The solution would depend on your networking hardware, but in theory, you could use a script to look at syslog events, and based on those events, it could shut down the switchport interface for the switch in question.

There are commercially available security solutions that are very good at identifying these types of threats, but I’m not sure about their capabilities to configure the network based on that information. They won’t be cheap, either.

What I described above could be implemented with a simple python script, but I’d be very wary about the implementation. Doing it wrong can make your network insecure or worse.

You can put notifications or additional logging criteria on firewall rules. You can then run a script to scan those for offenders. The advantages of this is that the port would never really be open, your client would not lose network access, and you have a way to gracefully educate them (or yourself, if it’s a legit attempt).

Nmap on a cron job would work for logging open ports. But there is no way nmap can revoke access. Since it is my homelab I don’t mind if it is not graceful.

If there is no standard solution I’ll see if I can write a script that uses nmap results to revoke dhcp leases or something.

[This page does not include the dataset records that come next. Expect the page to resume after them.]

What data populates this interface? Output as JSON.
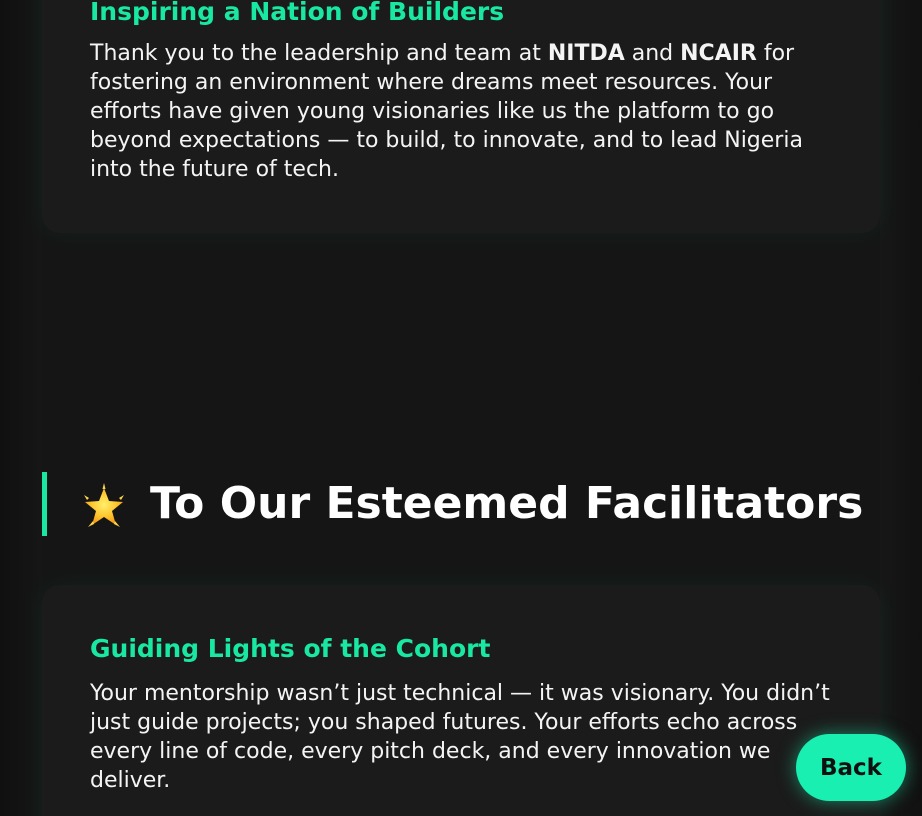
{
  "cards": [
    {
      "title": "Inspiring a Nation of Builders",
      "text_parts": [
        "Thank you to the leadership and team at ",
        "NITDA",
        " and ",
        "NCAIR",
        " for fostering an environment where dreams meet resources. Your efforts have given young visionaries like us the platform to go beyond expectations — to build, to innovate, and to lead Nigeria into the future of tech."
      ]
    },
    {
      "title": "Guiding Lights of the Cohort",
      "text": "Your mentorship wasn’t just technical — it was visionary. You didn’t just guide projects; you shaped futures. Your efforts echo across every line of code, every pitch deck, and every innovation we deliver."
    }
  ],
  "section": {
    "icon": "glowing-star-icon",
    "title": "To Our Esteemed Facilitators"
  },
  "back_button": {
    "label": "Back"
  },
  "colors": {
    "accent": "#19e8a3",
    "background": "#151515",
    "card": "#1b1b1b",
    "button": "#19efb0"
  }
}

You could script access to ssh into the switch and to a switchport shut to turn off the port. It’s been over a year since I’ve done this (maybe longer), and I don’t know what issues this may cause with respect to synchronization to the controller. This is common practice with many other network switches, but unifi is so different that I was slightly shocked when it worked. There are also many undocumented features within the controllers, but it’s something you’ll need to experiment with.

Once you ssh into a switch, all the commands are simple text, and they are easy to automate.